The possibilities of researching human experience from a transpersonal perspective are of course exciting, but also challenging. Not the least of the challenges involved will be in convincing the wider scientific community of the seriousness of this undertaking. I find it extremely encouraging that Ken Wilber, in his discussion of direct spiritual experience, asserts that such experience is "repeatable, reproducible and confirmable" (Wilber, 1999, p. 43). These are of course the basic requirements of any scientific approach. Wilber (1998, p. 155-6) proposes three essential aspects of any scientific inquiry: (i) instrumental injunction - "if you want to know this, do this," (ii) direct apprehension - the direct experience or apprehension of the data, and (iii) communal confirmation or rejection - checking the data with others. These three essential aspects of scientific inquiry ensure that the basic requirements of repeatability, reproducibility and confirmability are being met. Furthermore, it is quite clear from Wilber's position that in these respects research into human experience is no different from any other area of scientific research. It also seems to follow that in many ways spiritual experience, that so often is the product of an injunction to practice a certain form of meditation practice or ritual, may be relatively much easier to study scientifically than other types of experience which are more exceptional or spontaneous. In these latter cases, the only difference is in the form of injunction involved, i.e. "wait for this to happen, or, find instances of this happening", and then apprehend the data, and confirm the observation with others.

Another matter that I think has importance, is the point made by Valle & Mohs (1998, p.100).
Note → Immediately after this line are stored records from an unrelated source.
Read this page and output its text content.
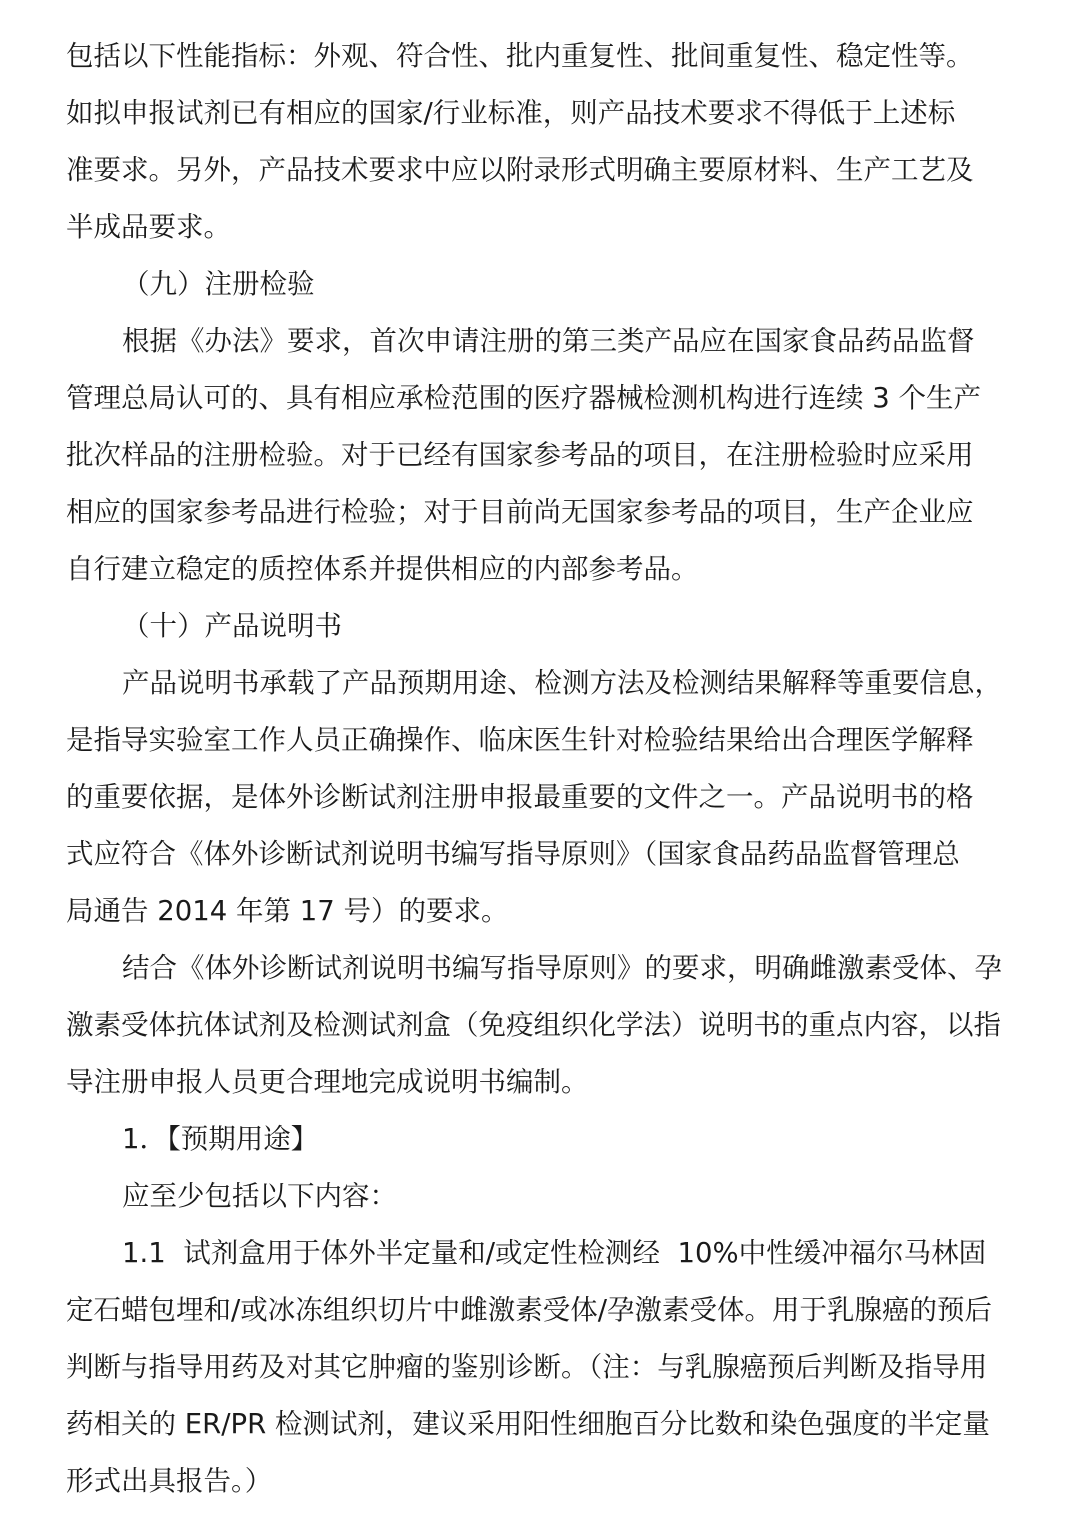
包括以下性能指标：外观、符合性、批内重复性、批间重复性、稳定性等。
如拟申报试剂已有相应的国家/行业标准，则产品技术要求不得低于上述标
准要求。另外，产品技术要求中应以附录形式明确主要原材料、生产工艺及
半成品要求。
（九）注册检验
根据《办法》要求，首次申请注册的第三类产品应在国家食品药品监督
管理总局认可的、具有相应承检范围的医疗器械检测机构进行连续 3 个生产
批次样品的注册检验。对于已经有国家参考品的项目，在注册检验时应采用
相应的国家参考品进行检验；对于目前尚无国家参考品的项目，生产企业应
自行建立稳定的质控体系并提供相应的内部参考品。
（十）产品说明书
产品说明书承载了产品预期用途、检测方法及检测结果解释等重要信息，
是指导实验室工作人员正确操作、临床医生针对检验结果给出合理医学解释
的重要依据，是体外诊断试剂注册申报最重要的文件之一。产品说明书的格
式应符合《体外诊断试剂说明书编写指导原则》（国家食品药品监督管理总
局通告 2014 年第 17 号）的要求。
结合《体外诊断试剂说明书编写指导原则》的要求，明确雌激素受体、孕
激素受体抗体试剂及检测试剂盒（免疫组织化学法）说明书的重点内容，以指
导注册申报人员更合理地完成说明书编制。
1．【预期用途】
应至少包括以下内容：
1.1  试剂盒用于体外半定量和/或定性检测经  10%中性缓冲福尔马林固
定石蜡包埋和/或冰冻组织切片中雌激素受体/孕激素受体。用于乳腺癌的预后
判断与指导用药及对其它肿瘤的鉴别诊断。（注：与乳腺癌预后判断及指导用
药相关的 ER/PR 检测试剂，建议采用阳性细胞百分比数和染色强度的半定量
形式出具报告。）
They propose that transpersonal awareness:

"seems somehow prior to [any] reflective-prereflective realm, presenting itself as more of a space or ground from which our more common experience and felt-sense emerge."
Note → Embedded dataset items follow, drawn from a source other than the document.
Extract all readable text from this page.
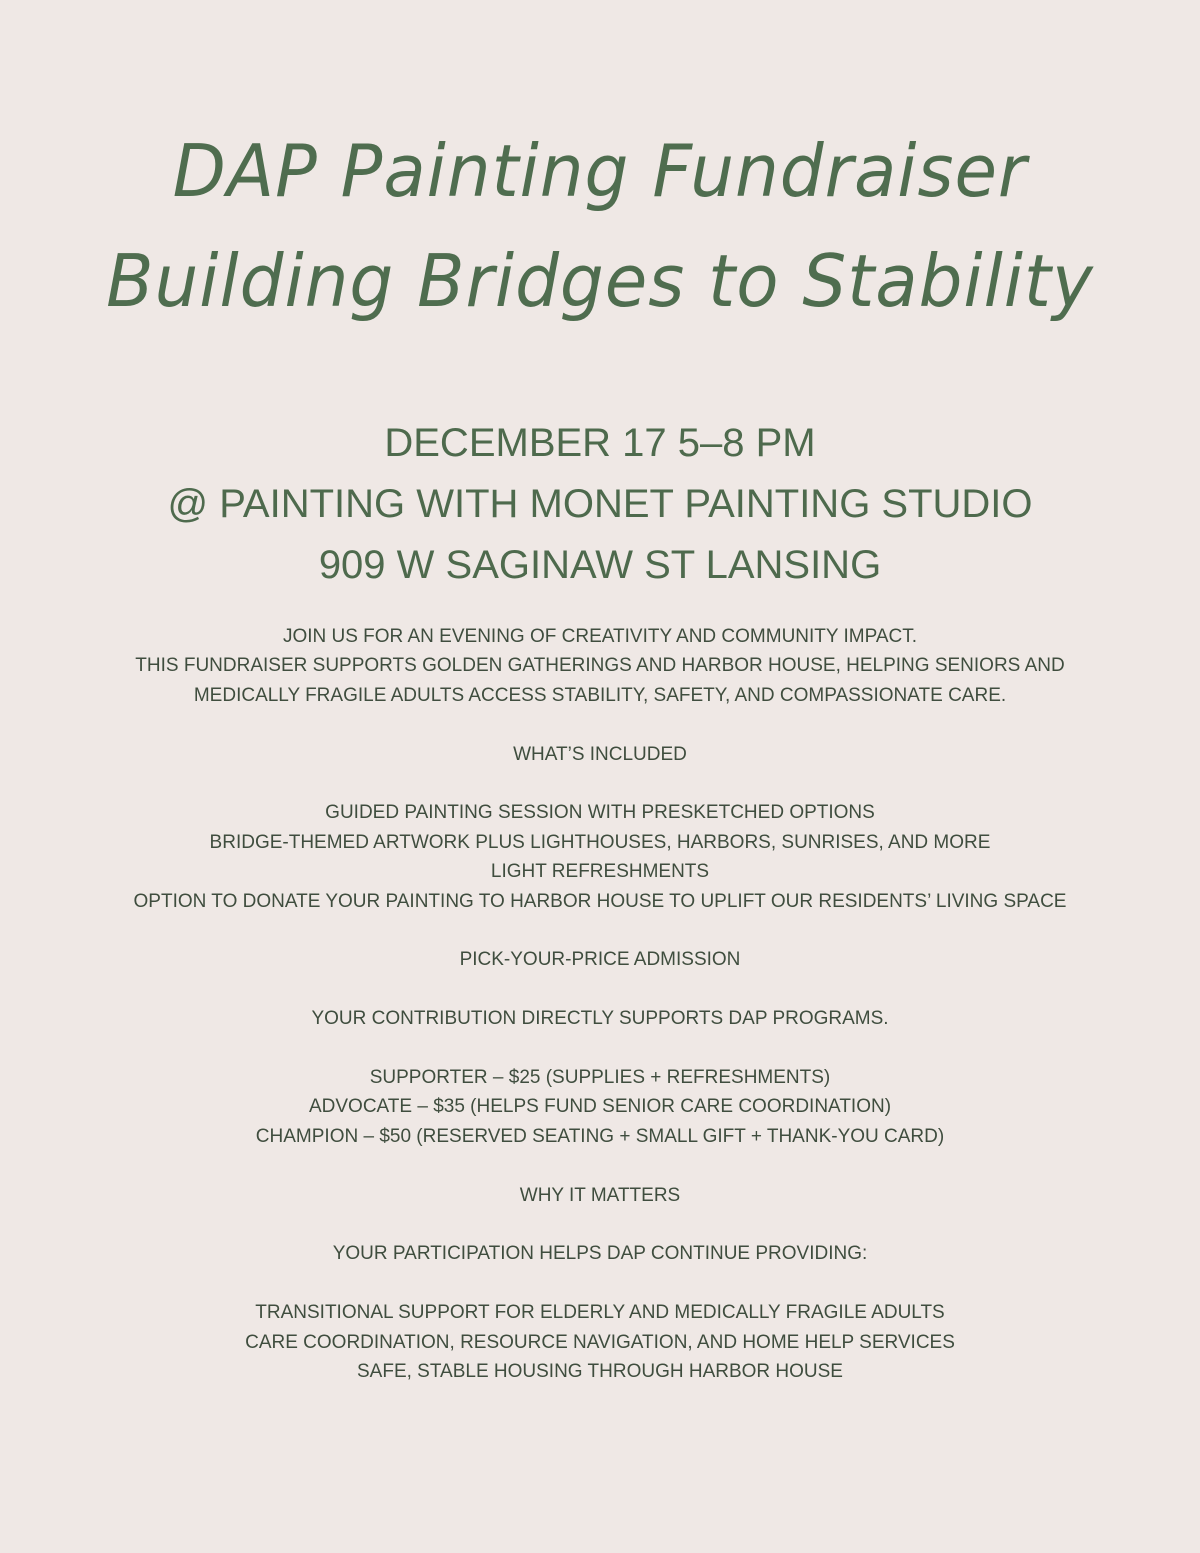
DAP Painting Fundraiser
Building Bridges to Stability
DECEMBER 17 5–8 PM
@ PAINTING WITH MONET PAINTING STUDIO
909 W SAGINAW ST LANSING
JOIN US FOR AN EVENING OF CREATIVITY AND COMMUNITY IMPACT.
THIS FUNDRAISER SUPPORTS GOLDEN GATHERINGS AND HARBOR HOUSE, HELPING SENIORS AND
MEDICALLY FRAGILE ADULTS ACCESS STABILITY, SAFETY, AND COMPASSIONATE CARE.
WHAT’S INCLUDED
GUIDED PAINTING SESSION WITH PRESKETCHED OPTIONS
BRIDGE-THEMED ARTWORK PLUS LIGHTHOUSES, HARBORS, SUNRISES, AND MORE
LIGHT REFRESHMENTS
OPTION TO DONATE YOUR PAINTING TO HARBOR HOUSE TO UPLIFT OUR RESIDENTS’ LIVING SPACE
PICK-YOUR-PRICE ADMISSION
YOUR CONTRIBUTION DIRECTLY SUPPORTS DAP PROGRAMS.
SUPPORTER – $25 (SUPPLIES + REFRESHMENTS)
ADVOCATE – $35 (HELPS FUND SENIOR CARE COORDINATION)
CHAMPION – $50 (RESERVED SEATING + SMALL GIFT + THANK-YOU CARD)
WHY IT MATTERS
YOUR PARTICIPATION HELPS DAP CONTINUE PROVIDING:
TRANSITIONAL SUPPORT FOR ELDERLY AND MEDICALLY FRAGILE ADULTS
CARE COORDINATION, RESOURCE NAVIGATION, AND HOME HELP SERVICES
SAFE, STABLE HOUSING THROUGH HARBOR HOUSE
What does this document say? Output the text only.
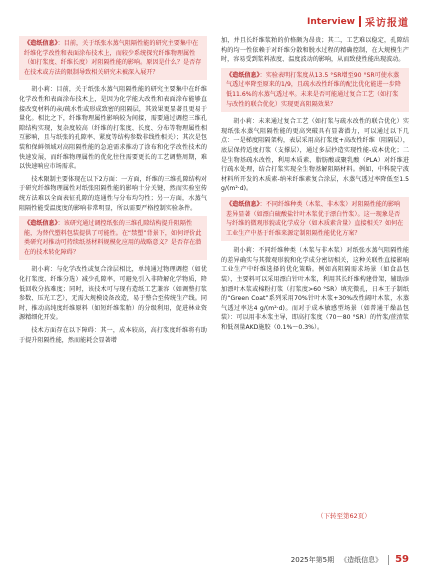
Interview 采访报道
《造纸信息》：目前，关于纸张水蒸气阻隔性能的研究主要集中在纤维化学改性和表面涂布技术上，而较少系统探究纤维物理属性（如打浆度、纤维长度）对阻隔性能的影响。原因是什么？是否存在技术或方法的限制导致相关研究未被深入展开？

胡小莉：目前，关于纸张水蒸气阻隔性能的研究主要集中在纤维化学改性和表面涂布技术上，是因为化学能大改性和表面涂布能够直接改变材料的亲/疏水性或形成致密的阻隔层，其效果更显著且更易于量化。相比之下，纤维物理属性影响较为间接，需要通过调控三维孔隙结构实现，复杂度较高（纤维的打浆度、长度、分布等物理属性相互影响，且与纸张的孔隙率、紧度等结构参数非线性相关）；其次是包装和保鲜领域对高阻隔性能的急迫需求推动了涂布和化学改性技术的快速发展，而纤维物理属性的优化往往需要更长的工艺调整周期，难以快速响应市场需求。

技术限制主要体现在以下2方面：一方面，纤维的三维孔隙结构对于研究纤维物理属性对纸张阻隔性能的影响十分关键，然而实验室传统方法难以全面表征孔隙的连通性与分布均匀性；另一方面，水蒸气阻隔性能受温度度的影响非常明显，所以需要严格控制实验条件。

《造纸信息》：该研究通过调控纸张的三维孔隙结构提升阻隔性能，为替代塑料包装提供了可能性。在“禁塑”背景下，如何评价此类研究对推动可持续纸基材料规模化应用的战略意义？是否存在潜在的技术转化障碍？

胡小莉：与化学改性或复合涂层相比，单纯通过物理调控（如优化打浆度、纤维分选）减少孔隙率，可避免引入非降解化学物质，降低回收分拣难度；同时，该技术可与现有造纸工艺兼容（如调整打浆参数、压光工艺），无需大规模设备改造，易于整合至传统生产线。同时，推动高纯度纤维原料（如短纤维浆粕）的分级利用，促进林业资源精细化开发。

技术方面存在以下障碍：其一，成本较高，高打浆度纤维将有助于提升阻隔性能，然而能耗会显著增

加，并且长纤维浆粕的价格颇为昂贵；其二，工艺难以稳定，孔隙结构的均一性依赖于对纤维分散和脱水过程的精确控制，在大规模生产时，容易受到浆料浓度、温度波动的影响，从而致使性能出现波动。

《造纸信息》：实验表明打浆度从13.5 °SR增至90 °SR可使水蒸气透过率降至原来的1/9，且疏水改性纤维的配比优化能进一步降低11.6%的水蒸气透过率。未来是否可能通过复合工艺（如打浆与改性的联合优化）实现更高阻隔效果？

胡小莉：未来通过复合工艺（如打浆与疏水改性的联合优化）实现纸张水蒸气阻隔性能的更高突破具有显著潜力，可以通过以下几点：一是梯度阻隔架构，表层采用高打浆度+高改性纤维（阻隔层），底层保持适度打浆（支撑层），通过多层抄造实现性能-成本优化；二是生物基疏水改性，利用木质素、脂肪酸或聚乳酸（PLA）对纤维进行疏水处理，结合打浆实现全生物基解阻隔材料。例如，中科院宁波材料所开发的木质素-纳米纤维素复合涂层，水蒸气透过率降低至1.5 g/(m²·d)。

《造纸信息》：不同纤维种类（木浆、非木浆）对阻隔性能的影响差异显著（如漂白硫酸盐针叶木浆优于漂白竹浆）。这一现象是否与纤维的微观形貌或化学成分（如木质素含量）直接相关？如何在工业生产中基于纤维来源定制阻隔性能优化方案？

胡小莉：不同纤维种类（木浆与非木浆）对纸张水蒸气阻隔性能的差异确实与其微观形貌和化学成分密切相关，这种关联性直接影响工业生产中纤维选择的优化策略。例如高阻隔需求场景（如食品包装），主要料可以采用漂白针叶木浆，利用其长纤维构建骨架，辅助添加漂叶木浆或棉粉打浆（打浆度>60 °SR）填充微孔，日本王子制纸的“Green Coat”系列采用70%针叶木浆+30%改性阔叶木浆，水蒸气透过率达4 g/(m²·d)。而对于成本敏感型场景（如普通干燥品包装）：可以用非木浆主导，即高打浆度（70～80 °SR）的竹浆/蔗渣浆和低剂量AKD施胶（0.1%～0.3%）。

（下转至第62页）
2025年第5期 《造纸信息》 59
Moreover, it is an awareness that makes itself known to the experiencer, but:

"is not of the phenomenal realm of perceiver and perceived [but] rather it is a noumenal, unitive space within or from which both intentional consciousness and phenomenal experience manifest."

The important point here is the claim that transpersonal awareness is always prior to our phenomenal awareness. Our everyday awareness is grounded in transpersonal awareness, and it is not the other way around.
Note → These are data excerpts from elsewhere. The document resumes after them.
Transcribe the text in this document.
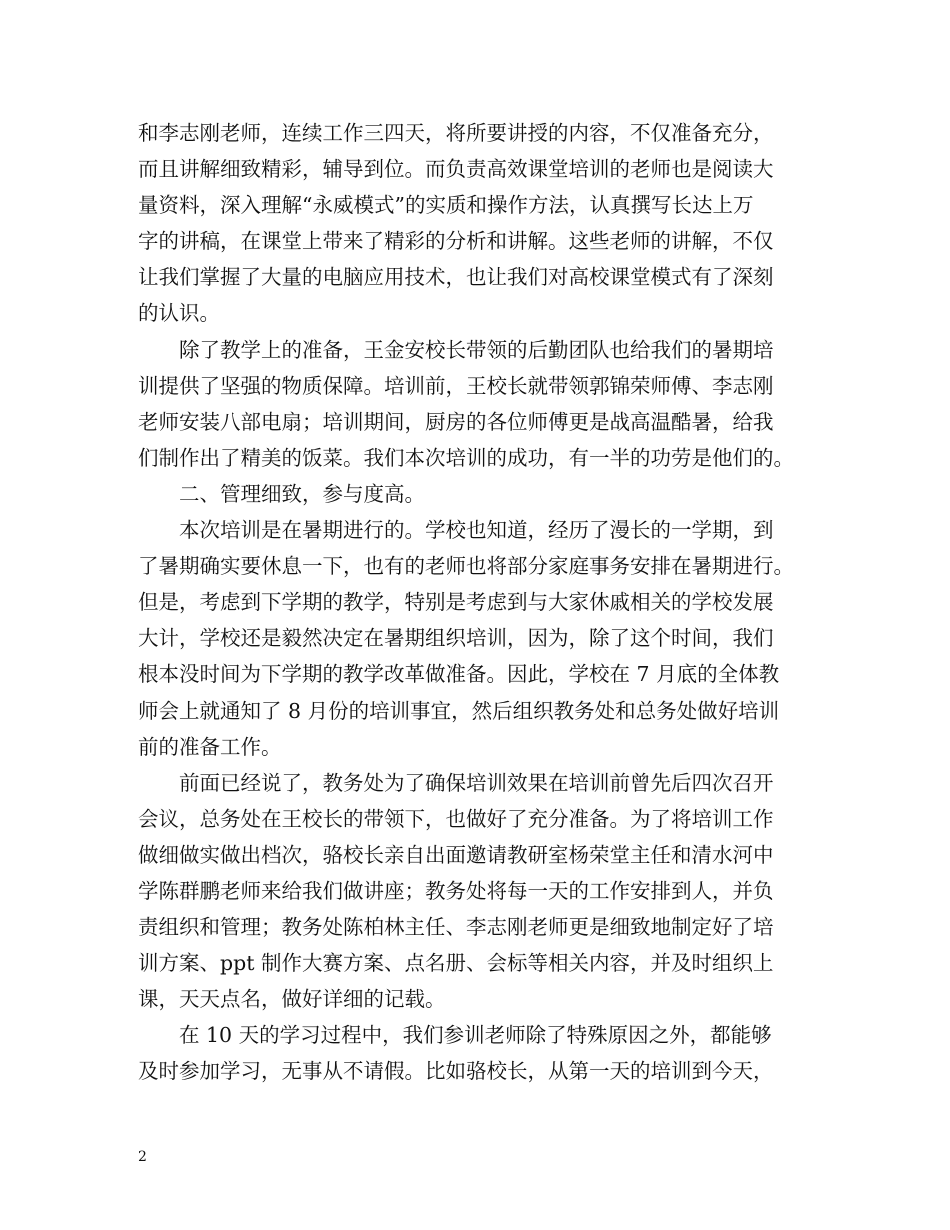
和李志刚老师，连续工作三四天，将所要讲授的内容，不仅准备充分，
而且讲解细致精彩，辅导到位。而负责高效课堂培训的老师也是阅读大
量资料，深入理解“永威模式”的实质和操作方法，认真撰写长达上万
字的讲稿，在课堂上带来了精彩的分析和讲解。这些老师的讲解，不仅
让我们掌握了大量的电脑应用技术，也让我们对高校课堂模式有了深刻
的认识。
　　除了教学上的准备，王金安校长带领的后勤团队也给我们的暑期培
训提供了坚强的物质保障。培训前，王校长就带领郭锦荣师傅、李志刚
老师安装八部电扇；培训期间，厨房的各位师傅更是战高温酷暑，给我
们制作出了精美的饭菜。我们本次培训的成功，有一半的功劳是他们的。
　　二、管理细致，参与度高。
　　本次培训是在暑期进行的。学校也知道，经历了漫长的一学期，到
了暑期确实要休息一下，也有的老师也将部分家庭事务安排在暑期进行。
但是，考虑到下学期的教学，特别是考虑到与大家休戚相关的学校发展
大计，学校还是毅然决定在暑期组织培训，因为，除了这个时间，我们
根本没时间为下学期的教学改革做准备。因此，学校在 7 月底的全体教
师会上就通知了 8 月份的培训事宜，然后组织教务处和总务处做好培训
前的准备工作。
　　前面已经说了，教务处为了确保培训效果在培训前曾先后四次召开
会议，总务处在王校长的带领下，也做好了充分准备。为了将培训工作
做细做实做出档次，骆校长亲自出面邀请教研室杨荣堂主任和清水河中
学陈群鹏老师来给我们做讲座；教务处将每一天的工作安排到人，并负
责组织和管理；教务处陈柏林主任、李志刚老师更是细致地制定好了培
训方案、ppt 制作大赛方案、点名册、会标等相关内容，并及时组织上
课，天天点名，做好详细的记载。
　　在 10 天的学习过程中，我们参训老师除了特殊原因之外，都能够
及时参加学习，无事从不请假。比如骆校长，从第一天的培训到今天，
2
What I have tried to do in this final part is perhaps set out an enormous programme of research that so desperately needs to be undertaken. I am left wondering, do we care? And, if we do not care, who will? Do we want to make a difference?

8. Summary
I hope that I have achieved my modest aims. I have tried to provide a brief outline of the heuristic inquiry approach to research, originally pioneered in the work of Clark Moustakas. I have argued that it occupies a key place in transpersonal inquiry. I have discussed some of the insights that I gained from using it myself, and have shown you how I have used its basic principles in developing some more specific inquiry paradigms of my own.

What defines transpersonal inquiry is not its methods of research but the particular perspective it takes on human actions and experiences. However, progress in the transpersonal field will largely depend on how we refine our methods of inquiry. The promise of heuristic inquiry is that it offers a systematic way of incorporating the self into our inquiry methods, and, therefore, some of the most significant, exciting and urgent life events and extraordinary human experiences can be researched more closely.